The latest Workplace Employment Relations Study was released last week.

This government-sponsored research measures areas like employee satisfaction, training, working hours and equal opportunities in public and private organisations of all sizes across the UK.

The report looked at all workplaces with 5 or more employees in the British economy, excluding workplaces in agriculture, forestry, fishing, and mining and quarrying.

It represents 35 per cent of all workplaces and 90 per cent of all employees in Britain; almost 750,000 workplaces and 23.3 million employees.

The study, carried out during 2011-12, found the majority, 51 per cent, of workers in the organisations sampled were women.

Nearly a tenth were from ethnic minorities, nearly a quarter are over 50 and nearly a tenth are foreign nationals.

The number of disabled workers had risen from 1 per cent in 2004 when the last survey was completed, to 2 per cent in 2011.

Three quarters of firms had written equal opportunities policies, compared with 67 per cent in 2004, and in 2011 these were more likely to mention age and sexual orientation.

Fewer mentioned discrimination on the basis of gender – 82 per cent, compared with 87 per cent in 2004.

A third of all workplaces had a strategic plan covering employee diversity with objectives, compared to 29 per cent in 2004.  These were more likely to be in place in large organisations.
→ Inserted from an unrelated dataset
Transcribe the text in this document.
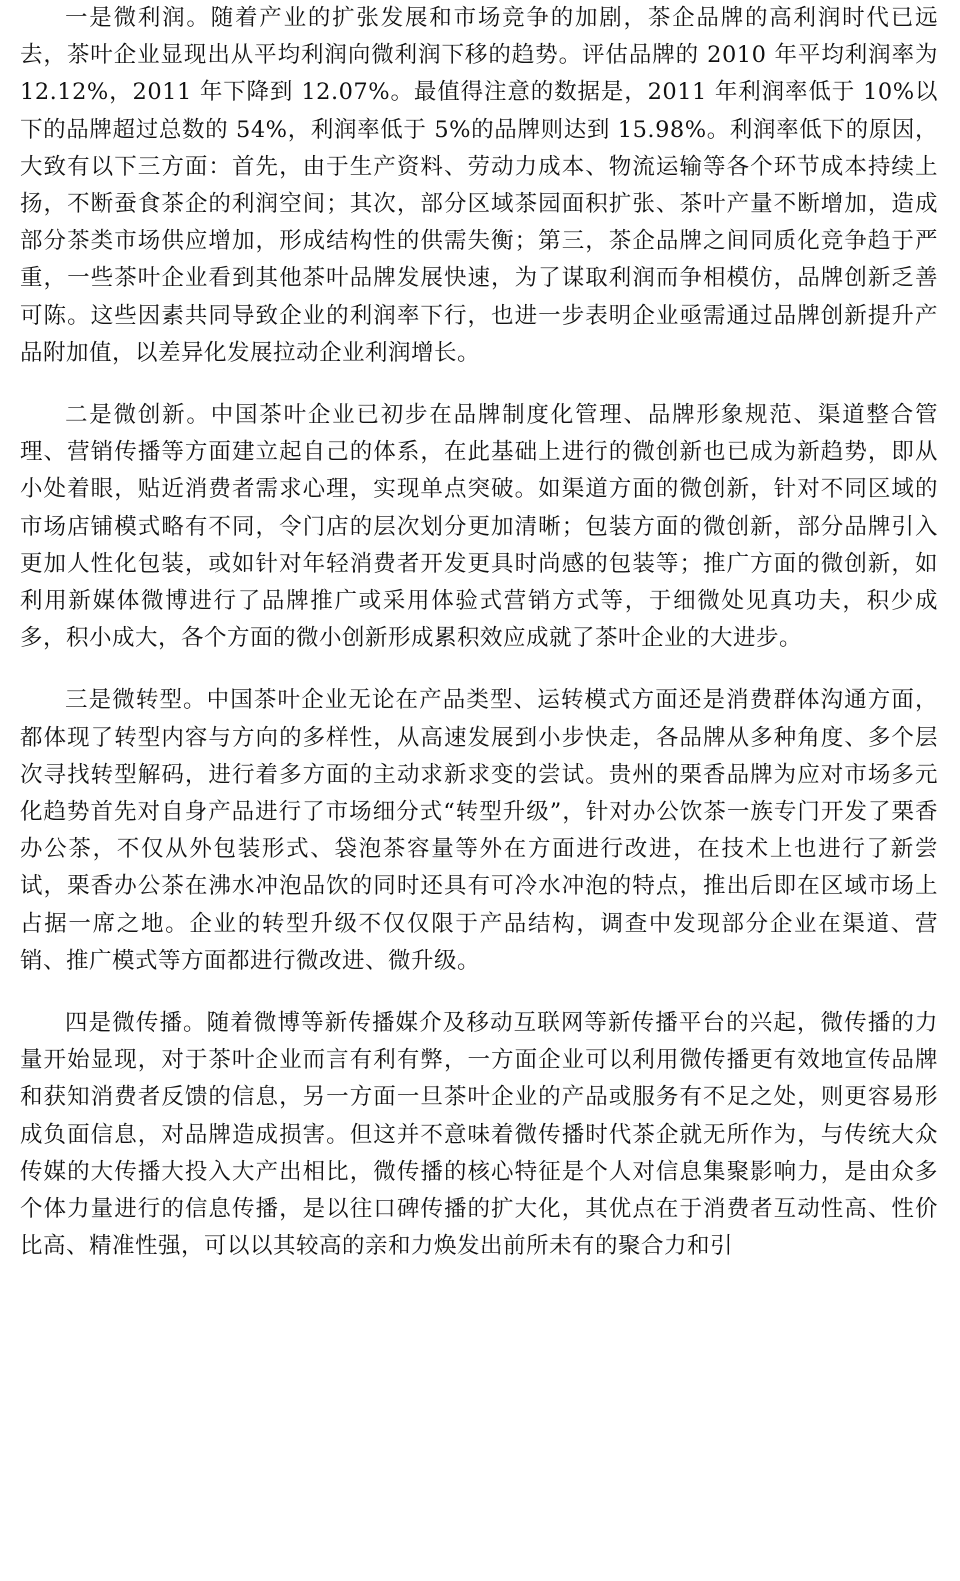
一是微利润。随着产业的扩张发展和市场竞争的加剧，茶企品牌的高利润时代已远去，茶叶企业显现出从平均利润向微利润下移的趋势。评估品牌的 2010 年平均利润率为 12.12%，2011 年下降到 12.07%。最值得注意的数据是，2011 年利润率低于 10%以下的品牌超过总数的 54%，利润率低于 5%的品牌则达到 15.98%。利润率低下的原因，大致有以下三方面：首先，由于生产资料、劳动力成本、物流运输等各个环节成本持续上扬，不断蚕食茶企的利润空间；其次，部分区域茶园面积扩张、茶叶产量不断增加，造成部分茶类市场供应增加，形成结构性的供需失衡；第三，茶企品牌之间同质化竞争趋于严重，一些茶叶企业看到其他茶叶品牌发展快速，为了谋取利润而争相模仿，品牌创新乏善可陈。这些因素共同导致企业的利润率下行，也进一步表明企业亟需通过品牌创新提升产品附加值，以差异化发展拉动企业利润增长。

二是微创新。中国茶叶企业已初步在品牌制度化管理、品牌形象规范、渠道整合管理、营销传播等方面建立起自己的体系，在此基础上进行的微创新也已成为新趋势，即从小处着眼，贴近消费者需求心理，实现单点突破。如渠道方面的微创新，针对不同区域的市场店铺模式略有不同，令门店的层次划分更加清晰；包装方面的微创新，部分品牌引入更加人性化包装，或如针对年轻消费者开发更具时尚感的包装等；推广方面的微创新，如利用新媒体微博进行了品牌推广或采用体验式营销方式等，于细微处见真功夫，积少成多，积小成大，各个方面的微小创新形成累积效应成就了茶叶企业的大进步。

三是微转型。中国茶叶企业无论在产品类型、运转模式方面还是消费群体沟通方面，都体现了转型内容与方向的多样性，从高速发展到小步快走，各品牌从多种角度、多个层次寻找转型解码，进行着多方面的主动求新求变的尝试。贵州的栗香品牌为应对市场多元化趋势首先对自身产品进行了市场细分式“转型升级”，针对办公饮茶一族专门开发了栗香办公茶，不仅从外包装形式、袋泡茶容量等外在方面进行改进，在技术上也进行了新尝试，栗香办公茶在沸水冲泡品饮的同时还具有可冷水冲泡的特点，推出后即在区域市场上占据一席之地。企业的转型升级不仅仅限于产品结构，调查中发现部分企业在渠道、营销、推广模式等方面都进行微改进、微升级。

四是微传播。随着微博等新传播媒介及移动互联网等新传播平台的兴起，微传播的力量开始显现，对于茶叶企业而言有利有弊，一方面企业可以利用微传播更有效地宣传品牌和获知消费者反馈的信息，另一方面一旦茶叶企业的产品或服务有不足之处，则更容易形成负面信息，对品牌造成损害。但这并不意味着微传播时代茶企就无所作为，与传统大众传媒的大传播大投入大产出相比，微传播的核心特征是个人对信息集聚影响力，是由众多个体力量进行的信息传播，是以往口碑传播的扩大化，其优点在于消费者互动性高、性价比高、精准性强，可以以其较高的亲和力焕发出前所未有的聚合力和引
However, few employers monitor recruitment, pay and promotion by equality characteristics like age, gender or disability.  Only 3 per cent compare relative pay rates, 7 per cent monitor promotion and 14 per cent monitor recruitment and selection.

Only 8 per cent have special procedures to attract job applicants from women and disabled people, and even less take special measures to attract workers from ethnic minorities and older people.  Fewer companies operate these types of schemes than in 2004.

And a quarter of firms in 2011 offered Equal Opportunities training, compared with a fifth in 2004.

When it comes to flexible working, the picture is mixed.

The proportion of workplaces where some employees were able to work from home or work compressed hours increased between 2004 and 2011.

In contrast, the proportion of workplaces with job sharing or reduced hours fell, and the proportion of employers offering flexitime remained the same.

And more mangers now think it is up to individual employees to manage their work and family responsibilities, 76 per cent in 2011, compared to 66 per cent in 2004.